O coquetel de medicamentos criado pela equipe incluiu três componentes: dois anticorpos isolados de Friede e o medicamento de molécula pequena varespladib, que inibe uma enzima presente em 95% de todas as picadas de cobra. O medicamento está atualmente em testes clínicos em humanos como tratamento independente.
O primeiro anticorpo, conhecido como LNX-D09, protegeu camundongos de uma dose letal de veneno completo de seis espécies de cobra. A adição do varespladib garantiu proteção contra três espécies adicionais. Por fim, os pesquisadores adicionaram um segundo anticorpo isolado do sangue de Friede, chamado SNX-B03, que estendeu a proteção para 19 espécies. O antiveneno ofereceu 100% de proteção aos camundongos contra o veneno de 13 espécies e proteção parcial (20% a 40%) para as seis restantes, observaram os pesquisadores no estudo.
Steven Hall, farmacologista especializado em picadas de cobra da Universidade de Lancaster, no Reino Unido, chamou isso de “uma maneira muito inteligente e criativa” de desenvolver um antiveneno. Hall não participou da pesquisa. E embora o coquetel não tenha sido testado em humanos, caso seja aprovado para uso clínico, Hall disse que a origem humana dos anticorpos provavelmente significaria menos efeitos colaterais do que antivenenos feitos da maneira tradicional usando cavalos ou outros animais, que frequentemente podem resultar em reações alérgicas.
“É impressionante pelo fato de ser feito com um ou dois anticorpos, mais um medicamento de molécula pequena, e isso aumenta o número de espécies, versus um antídoto regular. E acho que faz um bom trabalho em destacar a utilidade potencial de combinar um medicamento de molécula pequena com um anticorpo”, acrescentou Hall.
“Se chegar à clínica, chegar às pessoas a longo prazo, seria revolucionário. Isso realmente mudaria completamente o campo em termos de tratamento de picadas de cobra”, disse ele.

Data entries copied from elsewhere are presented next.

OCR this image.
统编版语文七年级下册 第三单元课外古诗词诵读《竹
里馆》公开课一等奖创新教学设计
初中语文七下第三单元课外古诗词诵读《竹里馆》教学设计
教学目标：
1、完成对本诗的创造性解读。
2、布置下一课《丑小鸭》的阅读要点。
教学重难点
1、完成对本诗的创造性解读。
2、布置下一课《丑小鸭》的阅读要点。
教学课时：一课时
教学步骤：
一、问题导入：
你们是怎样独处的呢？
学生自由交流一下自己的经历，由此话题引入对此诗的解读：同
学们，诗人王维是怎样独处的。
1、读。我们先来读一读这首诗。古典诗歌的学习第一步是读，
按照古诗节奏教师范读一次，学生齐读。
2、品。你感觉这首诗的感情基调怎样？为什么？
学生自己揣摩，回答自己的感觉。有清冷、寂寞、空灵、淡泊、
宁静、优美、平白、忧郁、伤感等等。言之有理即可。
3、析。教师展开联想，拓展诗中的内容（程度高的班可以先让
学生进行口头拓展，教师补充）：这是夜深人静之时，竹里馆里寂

Kwong, da Columbia, disse que a pesquisa publicada focou em uma classe de cobras conhecidas como elapídeos. Não incluiu viperídeos, o outro grande grupo de cobras venenosas que inclui cascavéis, víboras-de-escama-serrada e espécies adicionais. No entanto, a equipe está investigando se anticorpos adicionais identificados no sangue de Friede ou outros agentes podem oferecer proteção contra esta família de cobras viperídeas.
“O produto final contemplado seria um único coquetel pan-antiveneno ou potencialmente faríamos dois: um para os elapídeos e outro para os viperídeos, porque algumas áreas do mundo têm apenas um ou outro”, disse Kwong.
A equipe também quer iniciar pesquisas de campo na Austrália, onde existem apenas cobras elapídeas, permitindo que veterinários usem o antiveneno em cães mordidos por cobras.